« Plus de petits boulots, et donc plus de précarité, équivalent à moins de chômeurs. Et l’effet n’est pas seulement statistique. Garder les gens en activité accroît leur chance de retrouver un vrai travail par la suite. »
[encadre]Faut-il ouvrir aux jeunes « ces nouvelles portes d’entrées sur le marché du travail » ou négliger ces « occupations à temps réduit, à salaire minimum et à protection faible » ? Les politiques de l’emploi se frottent nécessairement au dilemme cornélien des petits boulots (ou, outre-Rhin, des minijobs).
Les Allemands ont choisi : ce « tout pour l’emploi » s’est matérialisé avec les quatre lois Hartz, au milieu des années 2000… et ne s’est pas traduit par un « désastre social ». L’inspirateur de ces réformes : Peter Hartz, ancien DRH de Volkswagen n’a pas fini de susciter le débat. L’homme « qui a sauvé des milliers de personnes du chômage » continue à l’alimenter, bien conscient que tout n’a pas été fait pour le chômage des jeunes.
Ce qui a été fait : l’apprentissage, pas une voix de garage
Les bons résultats allemands en terme d’emploi (5,2% de chômage en août 2013) se doublent d’un taux de chômage des jeunes très bas, inégalé en Europe (taux de chômage à 7,7%, à des années-lumière des 56% espagnols et même des 25% français). Le succès est indéniable, malgré :
- « l’effet démographie » : le taux de chômage des jeunes a été divisé par deux depuis 2005, mais il y a aussi aujourd’hui 600 000 15-24 ans allemands de moins qu’en 2005…
- taux de chômage et de décrochage élevé chez les jeunes dans les anciennes régions industrielles.
Du côté de ce qui a déjà été fait : la fluidité du marché du travail, qui vise à réduire la durée des dangereuses périodes hors de l’emploi, est une des clés du succès allemand. La réussite – qui n’a rien d’un miracle – tient aussi du très vaste développement de l’apprentissage. Ce pilier du modèle allemand, système « dual » qui mêle apprentissages théorique et pratique, inspire autant qu’il intrigue. Barack Obama l’a cité dans son discours sur l’état de l’union, et « beaucoup d’Européens ont du mal à imaginer qu’un brevet d’apprentissage puisse avoir autant de valeur que le baccalauréat » note Die Welt.

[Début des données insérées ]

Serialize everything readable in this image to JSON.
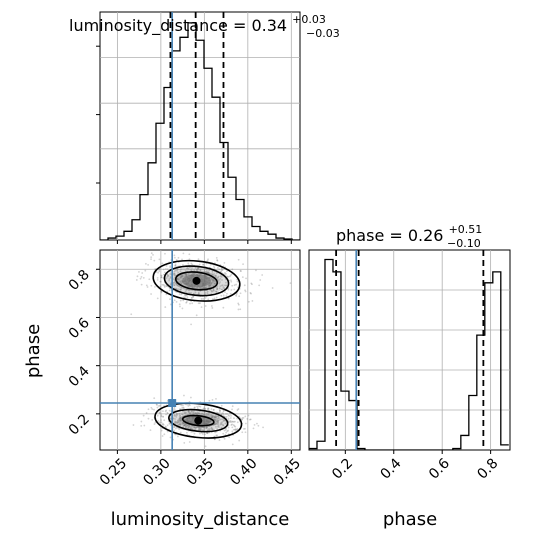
{
  "colors": {
    "truth": "#4682b4",
    "hist": "#000000",
    "contour": "#000000",
    "grid": "#b0b0b0",
    "scatter": "#808080"
  },
  "chart_data": {
    "type": "corner",
    "parameters": [
      "luminosity_distance",
      "phase"
    ],
    "titles": [
      {
        "base": "luminosity_distance = 0.34",
        "upper": "+0.03",
        "lower": "−0.03"
      },
      {
        "base": "phase = 0.26",
        "upper": "+0.51",
        "lower": "−0.10"
      }
    ],
    "axes": {
      "luminosity_distance": {
        "label": "luminosity_distance",
        "range": [
          0.23,
          0.46
        ],
        "ticks": [
          "0.25",
          "0.30",
          "0.35",
          "0.40",
          "0.45"
        ],
        "tick_values": [
          0.25,
          0.3,
          0.35,
          0.4,
          0.45
        ]
      },
      "phase": {
        "label": "phase",
        "range": [
          0.05,
          0.88
        ],
        "ticks": [
          "0.2",
          "0.4",
          "0.6",
          "0.8"
        ],
        "tick_values": [
          0.2,
          0.4,
          0.6,
          0.8
        ]
      }
    },
    "truths": {
      "luminosity_distance": 0.313,
      "phase": 0.245
    },
    "quantiles": {
      "luminosity_distance": [
        0.311,
        0.34,
        0.372
      ],
      "phase": [
        0.162,
        0.255,
        0.77
      ]
    },
    "hist_luminosity_distance": {
      "edges": [
        0.23,
        0.2392,
        0.2484,
        0.2576,
        0.2668,
        0.276,
        0.2852,
        0.2944,
        0.3036,
        0.3128,
        0.322,
        0.3312,
        0.3404,
        0.3496,
        0.3588,
        0.368,
        0.3772,
        0.3864,
        0.3956,
        0.4048,
        0.414,
        0.4232,
        0.4324,
        0.4416,
        0.4508,
        0.46
      ],
      "counts": [
        0,
        2,
        4,
        9,
        21,
        47,
        80,
        121,
        158,
        196,
        210,
        225,
        207,
        178,
        148,
        101,
        65,
        42,
        24,
        14,
        9,
        6,
        2,
        1,
        0
      ]
    },
    "hist_phase": {
      "edges": [
        0.05,
        0.083,
        0.116,
        0.149,
        0.182,
        0.215,
        0.248,
        0.281,
        0.314,
        0.347,
        0.38,
        0.413,
        0.446,
        0.479,
        0.512,
        0.545,
        0.578,
        0.611,
        0.644,
        0.677,
        0.71,
        0.743,
        0.776,
        0.809,
        0.842,
        0.875
      ],
      "counts": [
        2,
        12,
        262,
        245,
        81,
        68,
        2,
        0,
        0,
        0,
        0,
        0,
        0,
        0,
        0,
        0,
        0,
        0,
        2,
        20,
        75,
        158,
        230,
        245,
        7
      ]
    },
    "contours": [
      {
        "center": [
          0.341,
          0.752
        ],
        "radii": [
          [
            0.024,
            0.036
          ],
          [
            0.037,
            0.06
          ],
          [
            0.05,
            0.082
          ]
        ]
      },
      {
        "center": [
          0.343,
          0.172
        ],
        "radii": [
          [
            0.018,
            0.02
          ],
          [
            0.034,
            0.044
          ],
          [
            0.05,
            0.07
          ]
        ]
      }
    ]
  }
}
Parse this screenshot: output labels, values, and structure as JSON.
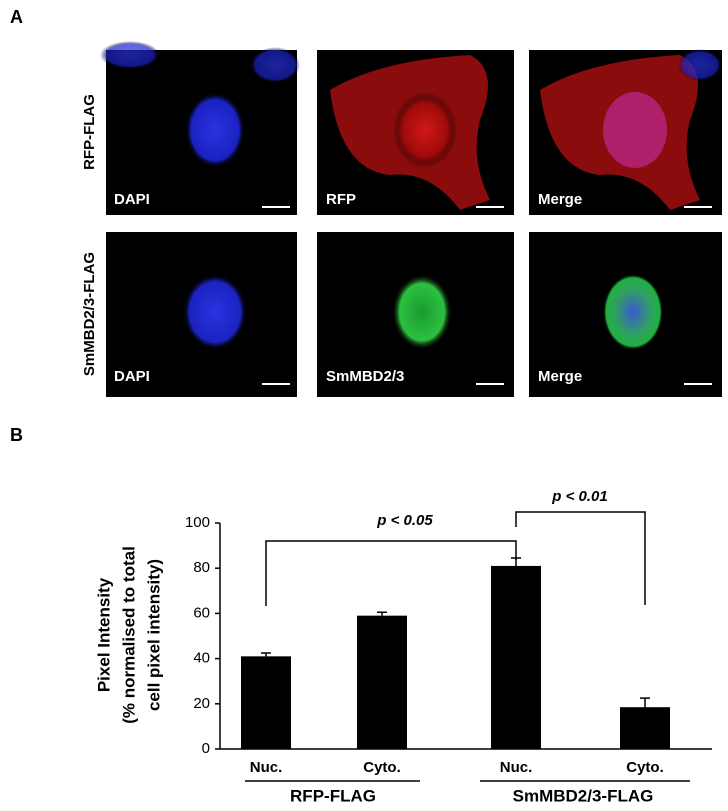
{
  "panel_a": {
    "label": "A",
    "rows": [
      {
        "label": "RFP-FLAG",
        "images": [
          "DAPI",
          "RFP",
          "Merge"
        ]
      },
      {
        "label": "SmMBD2/3-FLAG",
        "images": [
          "DAPI",
          "SmMBD2/3",
          "Merge"
        ]
      }
    ]
  },
  "panel_b_label": "B",
  "chart_data": {
    "type": "bar",
    "ylabel": [
      "Pixel Intensity",
      "(% normalised to total",
      "cell pixel intensity)"
    ],
    "categories": [
      "Nuc.",
      "Cyto.",
      "Nuc.",
      "Cyto."
    ],
    "groups": [
      "RFP-FLAG",
      "SmMBD2/3-FLAG"
    ],
    "values": [
      41,
      59,
      81,
      18.5
    ],
    "errors": [
      1.5,
      1.5,
      3.5,
      4
    ],
    "color": "#000000",
    "ylim": [
      0,
      100
    ],
    "yticks": [
      0,
      20,
      40,
      60,
      80,
      100
    ],
    "annotations": [
      "p < 0.05",
      "p < 0.01"
    ]
  }
}
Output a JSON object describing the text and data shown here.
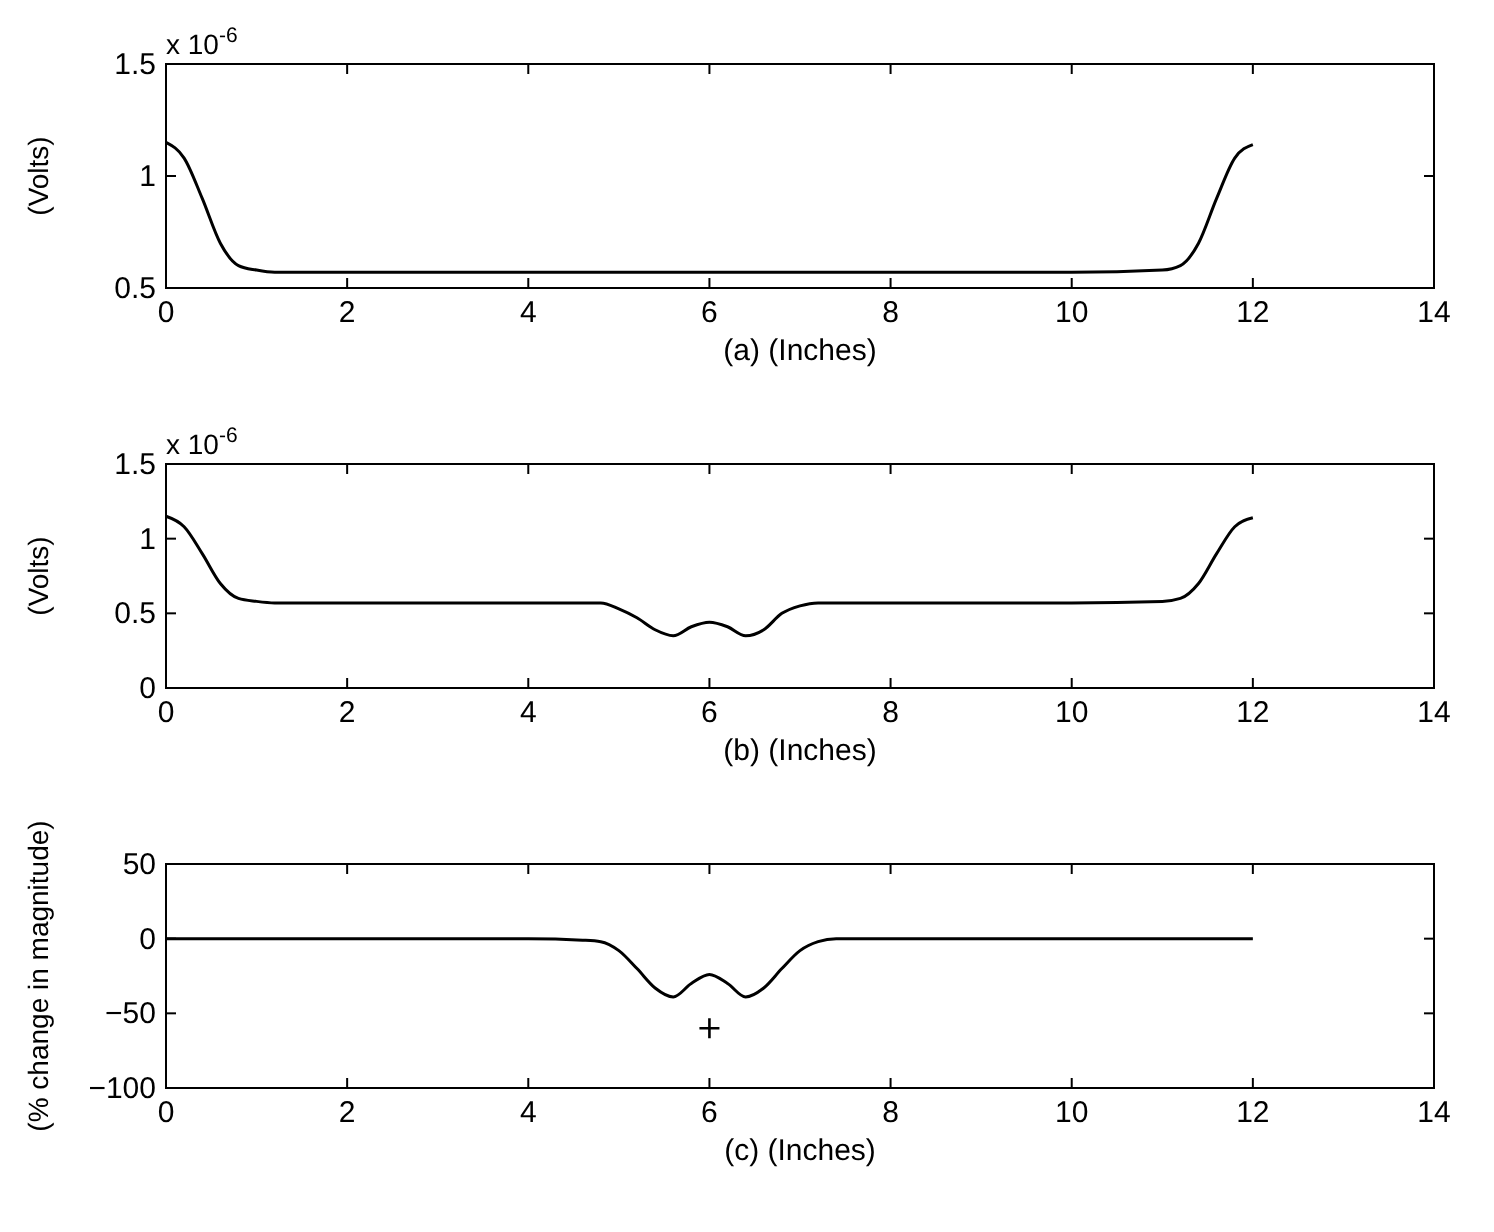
{
  "chart_data": [
    {
      "type": "line",
      "xlabel": "(a) (Inches)",
      "ylabel": "(Volts)",
      "annotations": [
        "x 10$^{-6}$"
      ],
      "xlim": [
        0,
        14
      ],
      "xticks": [
        0,
        2,
        4,
        6,
        8,
        10,
        12,
        14
      ],
      "ylim": [
        0.5,
        1.5
      ],
      "yticks": [
        0.5,
        1,
        1.5
      ],
      "grid": false,
      "series": [
        {
          "color": "#000000",
          "x": [
            0,
            0.2,
            0.4,
            0.6,
            0.8,
            1.0,
            1.2,
            2,
            4,
            6,
            8,
            10,
            11,
            11.2,
            11.4,
            11.6,
            11.8,
            12
          ],
          "values": [
            1.15,
            1.08,
            0.9,
            0.7,
            0.6,
            0.58,
            0.57,
            0.57,
            0.57,
            0.57,
            0.57,
            0.57,
            0.58,
            0.6,
            0.7,
            0.9,
            1.08,
            1.14
          ]
        }
      ]
    },
    {
      "type": "line",
      "xlabel": "(b) (Inches)",
      "ylabel": "(Volts)",
      "annotations": [
        "x 10$^{-6}$"
      ],
      "xlim": [
        0,
        14
      ],
      "xticks": [
        0,
        2,
        4,
        6,
        8,
        10,
        12,
        14
      ],
      "ylim": [
        0,
        1.5
      ],
      "yticks": [
        0,
        0.5,
        1,
        1.5
      ],
      "grid": false,
      "series": [
        {
          "color": "#000000",
          "x": [
            0,
            0.2,
            0.4,
            0.6,
            0.8,
            1.0,
            1.2,
            2,
            4,
            4.8,
            5.0,
            5.2,
            5.4,
            5.6,
            5.8,
            6.0,
            6.2,
            6.4,
            6.6,
            6.8,
            7.0,
            7.2,
            8,
            10,
            11,
            11.2,
            11.4,
            11.6,
            11.8,
            12
          ],
          "values": [
            1.15,
            1.08,
            0.9,
            0.7,
            0.6,
            0.58,
            0.57,
            0.57,
            0.57,
            0.57,
            0.53,
            0.47,
            0.39,
            0.35,
            0.41,
            0.44,
            0.41,
            0.35,
            0.39,
            0.5,
            0.55,
            0.57,
            0.57,
            0.57,
            0.58,
            0.6,
            0.7,
            0.9,
            1.08,
            1.14
          ]
        }
      ]
    },
    {
      "type": "line",
      "xlabel": "(c) (Inches)",
      "ylabel": "(% change in magnitude)",
      "xlim": [
        0,
        14
      ],
      "xticks": [
        0,
        2,
        4,
        6,
        8,
        10,
        12,
        14
      ],
      "ylim": [
        -100,
        50
      ],
      "yticks": [
        -100,
        -50,
        0,
        50
      ],
      "grid": false,
      "series": [
        {
          "color": "#000000",
          "x": [
            0,
            2,
            4,
            4.6,
            4.8,
            5.0,
            5.2,
            5.4,
            5.6,
            5.8,
            6.0,
            6.2,
            6.4,
            6.6,
            6.8,
            7.0,
            7.2,
            7.4,
            8,
            10,
            12
          ],
          "values": [
            0,
            0,
            0,
            -1,
            -2,
            -8,
            -20,
            -33,
            -39,
            -30,
            -24,
            -30,
            -39,
            -33,
            -20,
            -8,
            -2,
            0,
            0,
            0,
            0
          ]
        },
        {
          "type": "scatter",
          "marker": "cross",
          "color": "#000000",
          "x": [
            6
          ],
          "values": [
            -60
          ]
        }
      ]
    }
  ]
}
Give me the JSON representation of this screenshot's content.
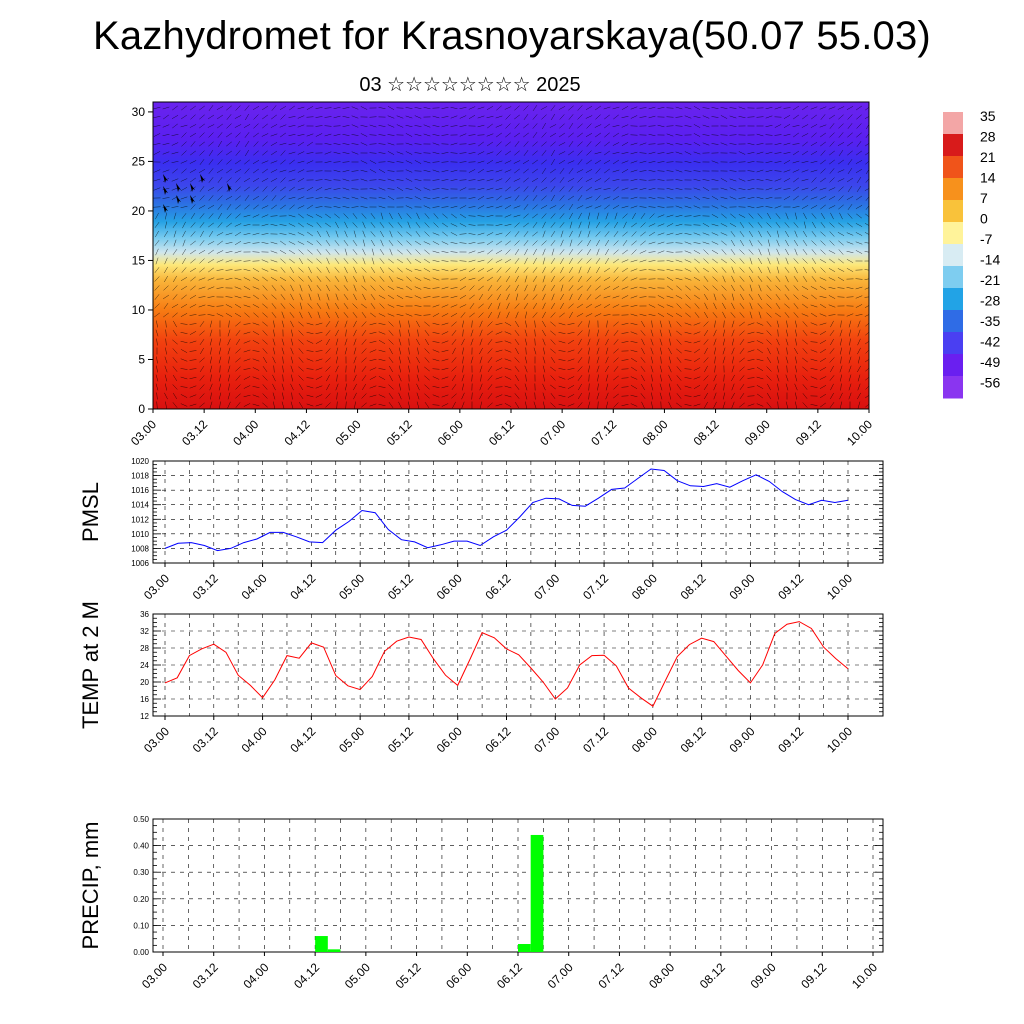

La garantie jeunes s’exporte
Loin du mépris français pour l’apprentissage, l’Allemagne a choisi d’envisager formation et emploi comme un tout : l’enseignement concret à un métier est un moyen direct de mieux faire coller les formations aux besoins des employeurs. Problème : Die Welt estime que le moment est mal venu de copier l’Allemagne… L’alternance y fournit trop d’apprentis par rapport aux besoins : « l’offre de formation dépend des besoins de l’économie – or, quand les temps sont durs […] ces besoins sont limités ».
Une sorte de « garantie jeunes » s’adresse aux inactifs et aux 30% de « formés » qui ne trouvent pas d’emploi : la réforme « Hartz IV » s’engage à leur assurer une formation, un stage ou un emploi dans les trois mois suivant la sortie de l’enseignement ou la perte de l’emploi. C’est ce modèle allemand que la Commission européenne a imité, au début de l’année, avec la « garantie pour la jeunesse », qui reproduit le même engagement, cette fois dans les 4 mois suivant l’inactivité.
En France, une garantie jeunes vient ce 1er octobre d’être lancée, pour une expérimentation dans dix zones délimitées avant un déploiement prévu sur tout le territoire d’ici 2016. Le dispositif est similaire : elle prend en charge les jeunes « décrocheurs » très éloignés de l’emploi via une allocation tout en les accompagnant par un programme de suivi et de requalification mené par les missions locales.
Qualifications insuffisantes
« Beaucoup de jeunes allemands n’ont pas une formation supérieure (acquise à l’université) suffisante pour combler les besoins en main-d’œuvre très qualifiée de l’industrie et des services allemands, notamment en ingénieurs et médecins. »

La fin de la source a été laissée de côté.